The Drug for Gamers
NEIRAD enilno edition
Procrastination is already a problem among high school students, but adding video games is escalating this issue. With new technology coming out and new iPhone features kids are getting even more distracted. Wake up, go to school, play a sport, go home and pick up your phone. Instead of doing homework, students are clutching their phones to play addicting games long into the night and well into the next school day.
“I used to see people playing a popular iPhone game called Snail Mail in my study hall and I also saw them playing it in my English class,” sophomore Sarah Graves said.
Graves’s point reflects in an informal Neirad Enlino polling of DHS students. Sixty percent said they play games on their phone almost every day.
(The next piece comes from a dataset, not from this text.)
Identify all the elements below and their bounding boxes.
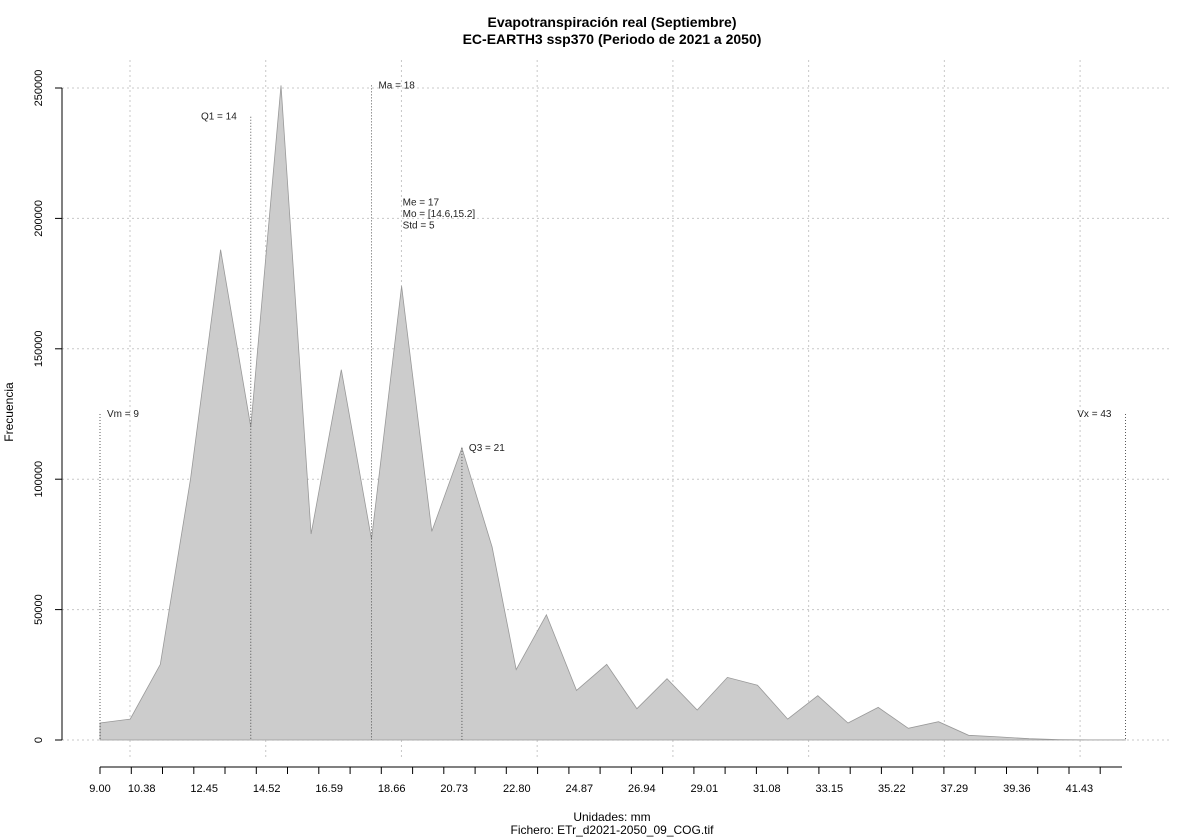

Fifty percent admit it takes their attention from more important matters such as homework.
Freshman Caylee Waters says her distraction of choice is an iPhone game called “Snail Mail”.
“I would play all the time because the game was so addicting, “Waters said. “It only took me a week and a half to beat it.”
Waters admits her schoolwork has proved a poor match for the allure of this game. “Snail Mail” did distract me from my homework and it became sort of a problem,” she said.
On apple.com there are more than 100,000 applications people can download to their iPhones: more than 100,000 new ways things to divert one’s attention. Some students even admit to playing these games in class and walking the halls completely lost in the fascination of action on a tiny cell phone screen.
In fact, one game is even called the “Most Addictive Game.” The challenge is to move a little square without hitting the other squares. The goal is to keep the center box away from the other moving boxes for as long as possible. The game gets increasingly more difficult when the boxes keep moving faster and faster. (From personal observation the game is rather hard to stop playing!)
There is some concern among big game companies like Nintendo that the allure of iPhone apps will hurt sales for the upcoming holiday season. But when asked 75 percent of students said they still preferred playing an XBox game more than a small screen phone game app.
With an Xbox retailing for $199.99 and an iPhone app being downloaded for free,or as little as 99 cents, one would think the big console games don’t stand a chance. The iPhone can also offer features a big game console cannot provide such as phone service and email. So, one would think that people would buy the iPhone over the XBox even if it is more exciting to sit and play games on a nice big plasma screen.
But perhaps Nintendo and Microsoft, makers of Wii and Xbox respectively, don’t have to worry too much about kids giving up their video consoles this holiday season.
“Playing phone games is fun and easy to do on the go, but X-Box and Play Station are so much more fun because it’s bigger and you feel like you’re really there,” freshman Parker Hamill said. These games are sucking kids into this addiction. They would rather play on their phone than pay attention in class. So kids, please put down your phone and pick up a pencil.